By analyzing existing cross correlation between FlexShares Core Select and RiverFront Strategic Income, you can compare the effects of market volatilities on FlexShares Core and RiverFront Strategic and check how they will diversify away market risk if combined in the same portfolio for a given time horizon. You can also utilize pair trading strategies of matching a long position in FlexShares Core with a short position of RiverFront Strategic. Check out your portfolio center.

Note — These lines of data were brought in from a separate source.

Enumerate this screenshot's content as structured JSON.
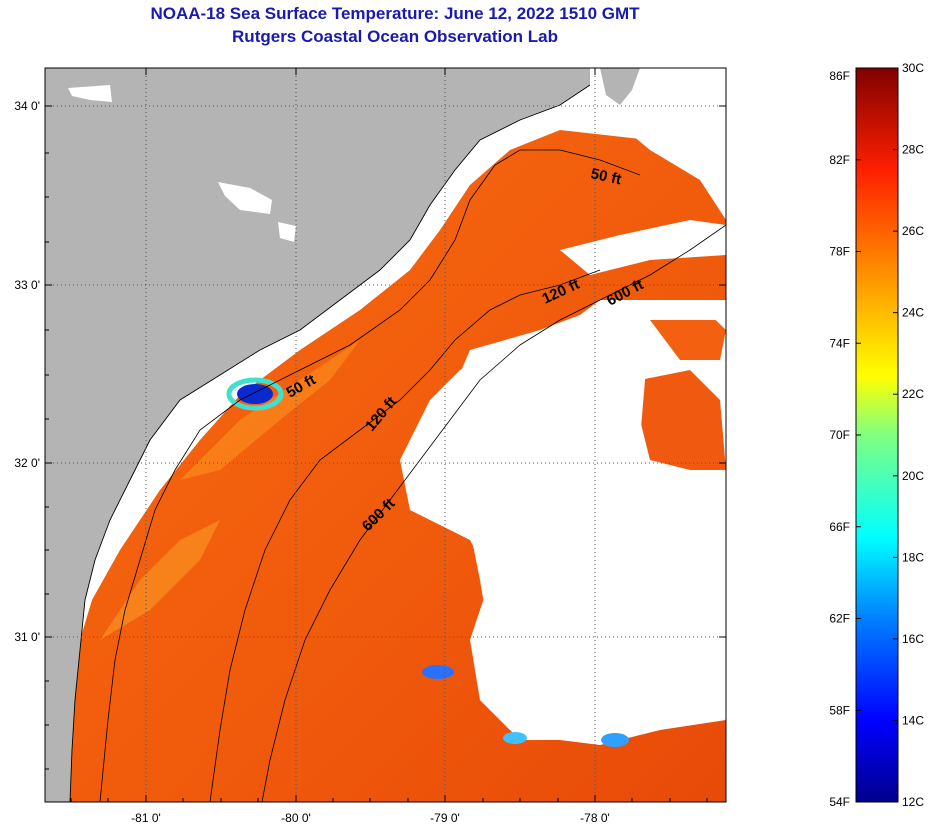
{
  "title": {
    "line1": "NOAA-18 Sea Surface Temperature:  June 12, 2022 1510 GMT",
    "line2": "Rutgers Coastal Ocean Observation Lab"
  },
  "map": {
    "lat_labels": [
      "34 0'",
      "33 0'",
      "32 0'",
      "31 0'"
    ],
    "lon_labels": [
      "-81 0'",
      "-80 0'",
      "-79 0'",
      "-78 0'"
    ],
    "colors": {
      "land": "#b4b4b4",
      "cloud": "#ffffff",
      "gridline": "#555555"
    },
    "contour_labels": [
      {
        "text": "50 ft"
      },
      {
        "text": "120 ft"
      },
      {
        "text": "600 ft"
      },
      {
        "text": "50 ft"
      },
      {
        "text": "120 ft"
      },
      {
        "text": "600 ft"
      }
    ]
  },
  "colorbar": {
    "fahrenheit_labels": [
      "86F",
      "82F",
      "78F",
      "74F",
      "70F",
      "66F",
      "62F",
      "58F",
      "54F"
    ],
    "celsius_labels": [
      "30C",
      "28C",
      "26C",
      "24C",
      "22C",
      "20C",
      "18C",
      "16C",
      "14C",
      "12C"
    ],
    "range_f": [
      54,
      86
    ],
    "range_c": [
      12,
      30
    ]
  }
}
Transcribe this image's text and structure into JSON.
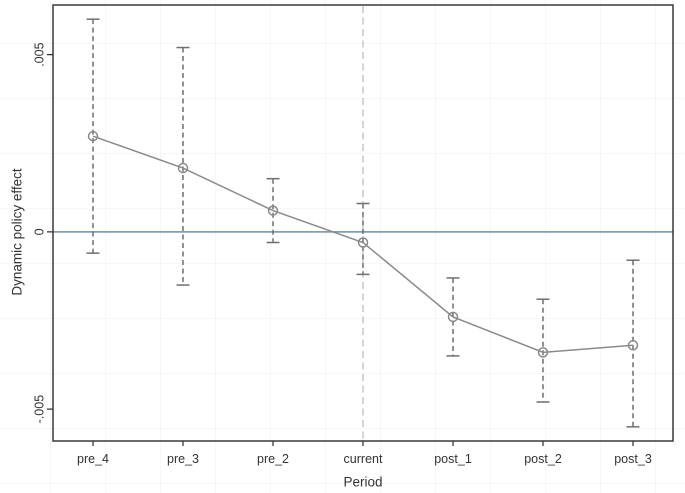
{
  "chart_data": {
    "type": "line",
    "title": "",
    "xlabel": "Period",
    "ylabel": "Dynamic policy effect",
    "categories": [
      "pre_4",
      "pre_3",
      "pre_2",
      "current",
      "post_1",
      "post_2",
      "post_3"
    ],
    "series": [
      {
        "name": "Dynamic policy effect",
        "marker": "circle-hollow",
        "values": [
          0.0027,
          0.0018,
          0.0006,
          -0.0003,
          -0.0024,
          -0.0034,
          -0.0032
        ],
        "ci_upper": [
          0.006,
          0.0052,
          0.0015,
          0.0008,
          -0.0013,
          -0.0019,
          -0.0008
        ],
        "ci_lower": [
          -0.0006,
          -0.0015,
          -0.0003,
          -0.0012,
          -0.0035,
          -0.0048,
          -0.0055
        ]
      }
    ],
    "y_ticks": [
      {
        "value": 0.005,
        "label": ".005"
      },
      {
        "value": 0,
        "label": "0"
      },
      {
        "value": -0.005,
        "label": "-.005"
      }
    ],
    "ylim": [
      -0.0059,
      0.0064
    ],
    "reference_lines": {
      "horizontal_at": 0,
      "vertical_at_category": "current",
      "vertical_style": "dashed"
    },
    "error_bar_style": "dashed-with-caps",
    "grid": "off",
    "legend": "none",
    "colors": {
      "series": "#8a8a8a",
      "ci": "#6f6f6f",
      "zero_line": "#7f9fb6",
      "reference_line": "#ababab",
      "axis": "#2b2b2b",
      "text": "#333333"
    }
  }
}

Please also check ongoing floating volatility patterns of FlexShares Core and RiverFront Strategic.
Diversification Opportunities for FlexShares Core and RiverFront Strategic
0.84 | Correlation Coefficient |
Very poor diversification
The 3 months correlation between FlexShares and RiverFront is 0.84. Overlapping area represents the amount of risk that can be diversified away by holding FlexShares Core Select and RiverFront Strategic Income in the same portfolio, assuming nothing else is changed. The correlation between historical prices or returns on RiverFront Strategic and FlexShares Core is a relative statistical measure of the degree to which these equity instruments tend to move together. The correlation coefficient measures the extent to which returns on FlexShares Core Select are associated (or correlated) with RiverFront Strategic. Values of the correlation coefficient range from -1 to +1, where. The correlation of zero (0) is possible when the price movement of RiverFront Strategic has no effect on the direction of FlexShares Core i.e., FlexShares Core and RiverFront Strategic go up and down completely randomly.

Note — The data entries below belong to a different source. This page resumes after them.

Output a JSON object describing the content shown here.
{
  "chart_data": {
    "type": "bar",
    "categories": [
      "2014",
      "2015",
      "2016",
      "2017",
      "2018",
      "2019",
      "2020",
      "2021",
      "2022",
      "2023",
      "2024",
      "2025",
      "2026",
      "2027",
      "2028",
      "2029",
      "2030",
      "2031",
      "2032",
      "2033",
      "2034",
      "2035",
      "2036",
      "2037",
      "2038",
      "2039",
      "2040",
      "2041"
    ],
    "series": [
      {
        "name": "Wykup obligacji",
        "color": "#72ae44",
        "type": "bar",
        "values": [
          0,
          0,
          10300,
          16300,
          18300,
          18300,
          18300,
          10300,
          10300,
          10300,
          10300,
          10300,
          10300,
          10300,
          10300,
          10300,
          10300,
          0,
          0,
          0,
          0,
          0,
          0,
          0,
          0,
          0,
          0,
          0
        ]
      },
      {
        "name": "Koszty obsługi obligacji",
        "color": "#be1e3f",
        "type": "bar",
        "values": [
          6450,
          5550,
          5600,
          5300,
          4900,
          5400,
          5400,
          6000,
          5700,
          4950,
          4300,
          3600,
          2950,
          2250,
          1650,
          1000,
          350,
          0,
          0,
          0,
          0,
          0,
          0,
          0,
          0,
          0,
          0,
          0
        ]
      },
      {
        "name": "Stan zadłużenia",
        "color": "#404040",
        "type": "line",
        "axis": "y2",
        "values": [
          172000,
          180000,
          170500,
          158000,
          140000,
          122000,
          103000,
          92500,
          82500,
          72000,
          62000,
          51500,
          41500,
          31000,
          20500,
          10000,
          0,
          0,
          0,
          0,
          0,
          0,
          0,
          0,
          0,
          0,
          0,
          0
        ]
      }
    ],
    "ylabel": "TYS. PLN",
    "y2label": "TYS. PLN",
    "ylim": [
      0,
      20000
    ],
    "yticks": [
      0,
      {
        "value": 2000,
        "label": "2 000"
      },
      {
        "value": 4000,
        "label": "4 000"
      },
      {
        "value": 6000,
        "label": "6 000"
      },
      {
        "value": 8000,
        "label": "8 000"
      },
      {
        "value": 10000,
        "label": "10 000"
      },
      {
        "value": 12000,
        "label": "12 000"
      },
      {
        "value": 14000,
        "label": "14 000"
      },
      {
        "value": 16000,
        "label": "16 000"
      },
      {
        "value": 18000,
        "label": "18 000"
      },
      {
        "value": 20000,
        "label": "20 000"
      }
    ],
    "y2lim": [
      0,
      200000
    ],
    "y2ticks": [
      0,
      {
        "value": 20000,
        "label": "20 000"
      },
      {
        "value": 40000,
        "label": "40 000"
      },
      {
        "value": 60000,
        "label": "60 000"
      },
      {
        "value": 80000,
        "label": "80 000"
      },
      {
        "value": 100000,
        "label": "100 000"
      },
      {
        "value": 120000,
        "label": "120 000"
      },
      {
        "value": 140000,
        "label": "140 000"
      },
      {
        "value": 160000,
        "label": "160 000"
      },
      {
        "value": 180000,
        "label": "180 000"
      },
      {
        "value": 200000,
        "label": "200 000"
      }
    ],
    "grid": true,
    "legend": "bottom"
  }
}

Pair Corralation between FlexShares Core and RiverFront Strategic
Given the investment horizon of 90 days FlexShares Core Select is expected to generate 0.64 times more return on investment than RiverFront Strategic. However, FlexShares Core Select is 1.57 times less risky than RiverFront Strategic. It trades about -0.03 of its potential returns per unit of risk. RiverFront Strategic Income is currently generating about -0.02 per unit of risk. If you would invest 2,189 in FlexShares Core Select on September 23, 2024 and sell it today you would lose (5.00) from holding FlexShares Core Select or give up 0.23% of portfolio value over 90 days.

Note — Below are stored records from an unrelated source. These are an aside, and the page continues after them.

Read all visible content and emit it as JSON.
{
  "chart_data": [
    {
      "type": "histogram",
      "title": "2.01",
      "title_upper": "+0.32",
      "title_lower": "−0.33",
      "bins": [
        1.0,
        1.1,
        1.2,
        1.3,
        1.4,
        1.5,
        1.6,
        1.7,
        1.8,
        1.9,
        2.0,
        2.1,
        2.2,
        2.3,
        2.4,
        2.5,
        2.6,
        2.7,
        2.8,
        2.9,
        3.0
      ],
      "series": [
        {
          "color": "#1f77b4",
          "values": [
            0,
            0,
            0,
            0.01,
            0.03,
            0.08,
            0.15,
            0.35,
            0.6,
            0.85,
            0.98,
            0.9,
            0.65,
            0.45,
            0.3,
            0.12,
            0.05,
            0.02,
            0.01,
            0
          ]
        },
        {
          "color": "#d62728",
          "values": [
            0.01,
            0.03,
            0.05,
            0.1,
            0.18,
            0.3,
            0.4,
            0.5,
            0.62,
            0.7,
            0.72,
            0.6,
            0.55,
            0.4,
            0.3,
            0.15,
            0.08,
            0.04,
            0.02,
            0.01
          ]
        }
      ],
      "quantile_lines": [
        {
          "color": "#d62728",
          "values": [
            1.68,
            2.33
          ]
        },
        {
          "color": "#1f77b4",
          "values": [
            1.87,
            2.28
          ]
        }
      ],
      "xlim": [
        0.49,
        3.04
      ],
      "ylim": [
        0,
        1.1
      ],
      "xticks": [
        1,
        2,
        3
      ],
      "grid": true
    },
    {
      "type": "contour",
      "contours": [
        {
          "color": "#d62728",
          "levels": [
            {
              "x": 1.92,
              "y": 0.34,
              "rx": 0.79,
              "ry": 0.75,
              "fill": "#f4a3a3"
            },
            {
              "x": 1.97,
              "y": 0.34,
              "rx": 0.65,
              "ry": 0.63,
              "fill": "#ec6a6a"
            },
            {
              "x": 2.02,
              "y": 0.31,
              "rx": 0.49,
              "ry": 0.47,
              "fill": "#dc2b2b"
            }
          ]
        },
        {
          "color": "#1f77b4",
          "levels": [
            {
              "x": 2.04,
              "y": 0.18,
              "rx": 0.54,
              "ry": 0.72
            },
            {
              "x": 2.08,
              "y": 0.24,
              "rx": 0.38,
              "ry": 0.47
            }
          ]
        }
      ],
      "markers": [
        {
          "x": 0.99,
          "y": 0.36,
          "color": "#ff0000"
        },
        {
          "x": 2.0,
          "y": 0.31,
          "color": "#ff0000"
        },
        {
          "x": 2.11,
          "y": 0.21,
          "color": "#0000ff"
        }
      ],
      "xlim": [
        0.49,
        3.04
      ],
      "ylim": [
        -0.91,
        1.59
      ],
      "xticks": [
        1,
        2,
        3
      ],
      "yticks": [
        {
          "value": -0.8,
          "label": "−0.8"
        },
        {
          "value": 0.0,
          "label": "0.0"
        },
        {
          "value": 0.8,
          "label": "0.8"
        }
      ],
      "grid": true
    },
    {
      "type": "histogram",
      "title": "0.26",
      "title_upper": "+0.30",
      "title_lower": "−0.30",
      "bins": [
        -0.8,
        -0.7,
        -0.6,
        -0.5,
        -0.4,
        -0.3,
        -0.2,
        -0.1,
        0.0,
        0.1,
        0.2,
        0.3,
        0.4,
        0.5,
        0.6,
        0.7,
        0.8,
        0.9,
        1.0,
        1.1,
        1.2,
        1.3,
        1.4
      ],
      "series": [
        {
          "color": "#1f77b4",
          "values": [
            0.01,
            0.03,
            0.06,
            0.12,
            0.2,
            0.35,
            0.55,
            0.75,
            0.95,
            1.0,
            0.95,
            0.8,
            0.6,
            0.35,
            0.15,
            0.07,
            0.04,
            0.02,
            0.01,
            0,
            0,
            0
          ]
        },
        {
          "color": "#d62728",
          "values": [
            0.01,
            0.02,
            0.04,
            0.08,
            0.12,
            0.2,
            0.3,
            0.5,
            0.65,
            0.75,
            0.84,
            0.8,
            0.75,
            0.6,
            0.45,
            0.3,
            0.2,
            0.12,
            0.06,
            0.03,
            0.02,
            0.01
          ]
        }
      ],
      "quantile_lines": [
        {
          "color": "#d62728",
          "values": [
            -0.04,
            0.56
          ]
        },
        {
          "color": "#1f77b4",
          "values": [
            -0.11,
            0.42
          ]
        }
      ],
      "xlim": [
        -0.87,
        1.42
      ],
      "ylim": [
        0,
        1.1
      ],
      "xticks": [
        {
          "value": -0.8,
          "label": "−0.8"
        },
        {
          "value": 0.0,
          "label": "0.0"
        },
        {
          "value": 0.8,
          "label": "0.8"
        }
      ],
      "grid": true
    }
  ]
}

Time Period | 3 Months [change] |
Direction | Moves Together |
Strength | Strong |
Accuracy | 100.0% |
Values | Daily Returns |
FlexShares Core Select vs. RiverFront Strategic Income
Performance |
Timeline |
FlexShares Core Select |
RiverFront Strategic |
FlexShares Core and RiverFront Strategic Volatility Contrast
Predicted Return Density |
Returns |
Pair Trading with FlexShares Core and RiverFront Strategic
The main advantage of trading using opposite FlexShares Core and RiverFront Strategic positions is that it hedges away some unsystematic risk. Because of two separate transactions, even if FlexShares Core position performs unexpectedly, RiverFront Strategic can make up some of the losses. Pair trading also minimizes risk from directional movements in the market. For example, if an entire industry or sector drops because of unexpected headlines, the short position in RiverFront Strategic will offset losses from the drop in RiverFront Strategic's long position.FlexShares Core vs. First Trust Low | FlexShares Core vs. Janus Henderson Mortgage Backed | FlexShares Core vs. Aquagold International | FlexShares Core vs. Morningstar Unconstrained Allocation |
RiverFront Strategic vs. FlexShares Ready Access | RiverFront Strategic vs. RiverFront Dynamic Core | RiverFront Strategic vs. RiverFront Dynamic Dividend |
Check out your portfolio center.Note that this page's information should be used as a complementary analysis to find the right mix of equity instruments to add to your existing portfolios or create a brand new portfolio. You can also try the Equity Search module to search for actively traded equities including funds and ETFs from over 30 global markets.